To use the LAPACKE interfaces (standard C interfaces in MKL), you need to add the compilation of the LAPACKE encapsulation library when compiling the open-source Netlib LAPACK. For details, see Migrating the C-based Library.

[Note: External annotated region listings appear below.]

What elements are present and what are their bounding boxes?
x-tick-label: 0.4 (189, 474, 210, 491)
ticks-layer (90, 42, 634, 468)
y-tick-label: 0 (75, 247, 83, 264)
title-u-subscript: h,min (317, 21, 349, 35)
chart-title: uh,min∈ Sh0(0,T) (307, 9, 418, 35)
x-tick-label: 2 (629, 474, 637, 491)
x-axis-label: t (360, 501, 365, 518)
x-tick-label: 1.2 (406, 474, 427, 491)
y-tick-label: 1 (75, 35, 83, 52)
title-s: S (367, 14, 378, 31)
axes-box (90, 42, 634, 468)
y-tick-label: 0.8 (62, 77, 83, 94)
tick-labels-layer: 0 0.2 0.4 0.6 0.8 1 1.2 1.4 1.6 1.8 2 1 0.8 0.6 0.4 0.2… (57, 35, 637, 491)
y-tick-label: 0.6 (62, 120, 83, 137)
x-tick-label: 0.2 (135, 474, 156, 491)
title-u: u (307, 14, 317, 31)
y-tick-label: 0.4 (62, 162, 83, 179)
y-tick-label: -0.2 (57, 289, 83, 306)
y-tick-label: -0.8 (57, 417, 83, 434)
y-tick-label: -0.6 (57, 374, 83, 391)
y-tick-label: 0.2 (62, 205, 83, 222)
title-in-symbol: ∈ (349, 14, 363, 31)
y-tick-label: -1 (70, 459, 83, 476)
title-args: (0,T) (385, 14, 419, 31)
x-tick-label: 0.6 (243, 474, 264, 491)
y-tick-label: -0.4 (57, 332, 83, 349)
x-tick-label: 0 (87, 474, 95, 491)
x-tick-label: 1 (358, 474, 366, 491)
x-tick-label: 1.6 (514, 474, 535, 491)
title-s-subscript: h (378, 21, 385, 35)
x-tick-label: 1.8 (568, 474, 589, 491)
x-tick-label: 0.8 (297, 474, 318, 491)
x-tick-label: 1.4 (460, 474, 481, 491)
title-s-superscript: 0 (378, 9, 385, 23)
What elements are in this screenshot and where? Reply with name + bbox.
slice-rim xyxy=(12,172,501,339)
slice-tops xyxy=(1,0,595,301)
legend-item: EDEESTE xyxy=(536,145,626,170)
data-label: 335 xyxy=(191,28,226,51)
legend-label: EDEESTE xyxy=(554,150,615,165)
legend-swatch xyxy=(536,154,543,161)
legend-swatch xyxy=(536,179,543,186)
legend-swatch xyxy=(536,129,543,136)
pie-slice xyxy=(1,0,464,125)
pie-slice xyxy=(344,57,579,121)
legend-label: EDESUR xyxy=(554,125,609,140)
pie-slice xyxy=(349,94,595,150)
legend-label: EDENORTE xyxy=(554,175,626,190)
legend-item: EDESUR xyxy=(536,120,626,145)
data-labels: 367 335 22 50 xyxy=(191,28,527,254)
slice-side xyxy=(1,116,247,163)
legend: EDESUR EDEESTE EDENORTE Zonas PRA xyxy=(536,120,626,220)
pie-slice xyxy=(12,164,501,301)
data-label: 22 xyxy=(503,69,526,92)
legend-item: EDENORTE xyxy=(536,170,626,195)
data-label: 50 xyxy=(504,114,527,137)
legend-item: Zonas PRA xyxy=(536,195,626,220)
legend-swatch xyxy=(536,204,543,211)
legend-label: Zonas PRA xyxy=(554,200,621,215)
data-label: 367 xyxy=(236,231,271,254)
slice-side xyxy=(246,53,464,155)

Migrating the C-based Library
- MKL_LAPACK provides Fortran and LAPACK (encapsulated in the C language) interfaces. The Fortran interfaces provided by KML_LAPACK are the same as those provided by MKL. When the C language is used, replace the header file #include "mkl.h" with #include "klapack.h".
Example:
Use the Fortran interface before the migration:
/* Declare the dgetrf interface */
void dgetrf_(int *m, int *n, double *a, int *lda, int *ipiv, int *info);
......
int m = 4;
int n = 4;
int lda = 4;
int ipiv[4];
int info = 0;
double a[] = {1.80, 5.25, 1.58, -1.11,
2.88, -2.95, -2.69, -0.66,
2.05, -0.95, -2.90, -0.59,
-0.89, -3.80, -1.04, 0.80};
dgetrf_(&m, &n, a, &lda, ipiv, &info);
Use the LAPACKE interface before the migration:
#include "mkl.h"
......
int m = 4;
int n = 4;
int lda = 4;
int ipiv[4];
double a[] = {1.80, 5.25, 1.58, -1.11,
2.88, -2.95, -2.69, -0.66,
2.05, -0.95, -2.90, -0.59,
-0.89, -3.80, -1.04, 0.80};
int info = LAPACKE_dgetrf(LAPACK_COL_MAJOR, m, n, a, lda, ipiv);
Use the Fortran interface of KML_LAPACK after the migration:
#include "klapack.h"
......
int m = 4;
int n = 4;
int lda = 4;
int ipiv[4];
int info = 0;
double a[] = {1.80, 5.25, 1.58, -1.11,
2.88, -2.95, -2.69, -0.66,
2.05, -0.95, -2.90, -0.59,
-0.89, -3.80, -1.04, 0.80};
dgetrf_(&m, &n, a, &lda, ipiv, &info);
Similar to the Fortran interface of MKL, the C function declaration of the Fortran interface can be obtained by including klapack.h.
Migrating the Fortran-based Library
The Fortran interfaces are the same as those of MKL. The code does not need to be modified.